The early splits in a tree model – the ones near the root node – tend to involve relatively large numbers of records. The rules associated with such splits tend to be broadly generalizable. Later on, however, an unconstrained tree might be making splits based on very small numbers of records, using any criteria that it can find to separate those last few records. This could lead to a hyper-specific rule, like “families who spend more than $48, but less than $52 per visit on merchandise, and who spend more than $45, but less than $49 per visit on the Gold Zone, are likely to renew.”
We can constrain the growth of the tree by setting a max_depth parameter.

We can then plot our tree in order to see it, as follows. Note that we pass all the input variable names in as a list, in the same order that they were passed to the model during fitting.



With max_depth set to 3, we have built a model with considerably less accuracy against the training set, compared with the overgrown tree_big model. This model, however, does much better than the overfit model against the test set. Since predictive models are most useful and valuable when they can predict results for new data, this 71% accuracy – compared with the 63.52% accuracy of the overgrown model – is the most appropriate yardstick for assessment. We can also say that the smaller model has a higher bias, but a lower variance.

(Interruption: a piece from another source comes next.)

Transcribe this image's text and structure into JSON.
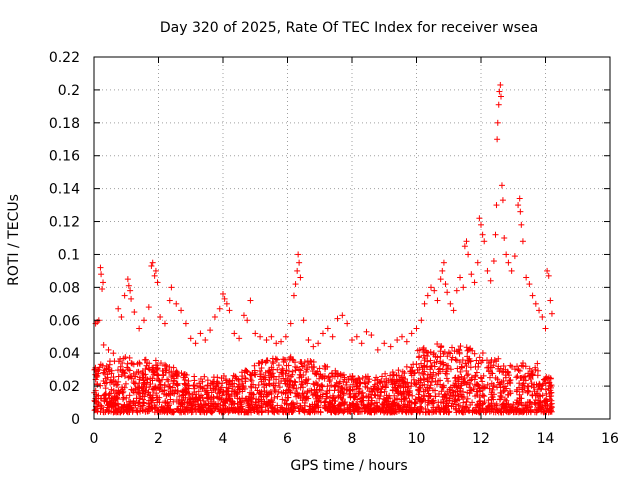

In machine learning modeling, we are always balancing bias and variance because of the inherent tension between these two model characteristics. As bias goes up, variance tends to go down, and vice versa. So what is bias in this context?
Bias is a measure of how far off a model’s estimated values are from the true values, and are assumptions made by a model to make the target function easier to learn. Variance refers to the differences in model predictions when using different portions of the training dataset. If there are too many input features, a model may suffer from high variance because it fits the training data too well; but if there are too few input features, the model may be over simplified, leading to high bias. These are some of the problems associated with different bias-variance combinations:
High bias + low variance – A model with a low variance tends to make relatively consistent predictions, but its high bias means the model’s results are inaccurate. The model is not very sensitive to the specific nature of the input variables.
High bias + high variance – Predictions are inconsistent.
Low bias + low variance – This is ideal, but difficult to achieve.
Low bias + high variance – A model with high variance, by contrast, is much more specifically tailored to the data used to build it. In other words, it does not perform well with data it has not seen before. A model’s variance increases with its complexity.
2. In other words, if we simply predicted the most common outcome class each time, we would attain a 67% accuracy rate.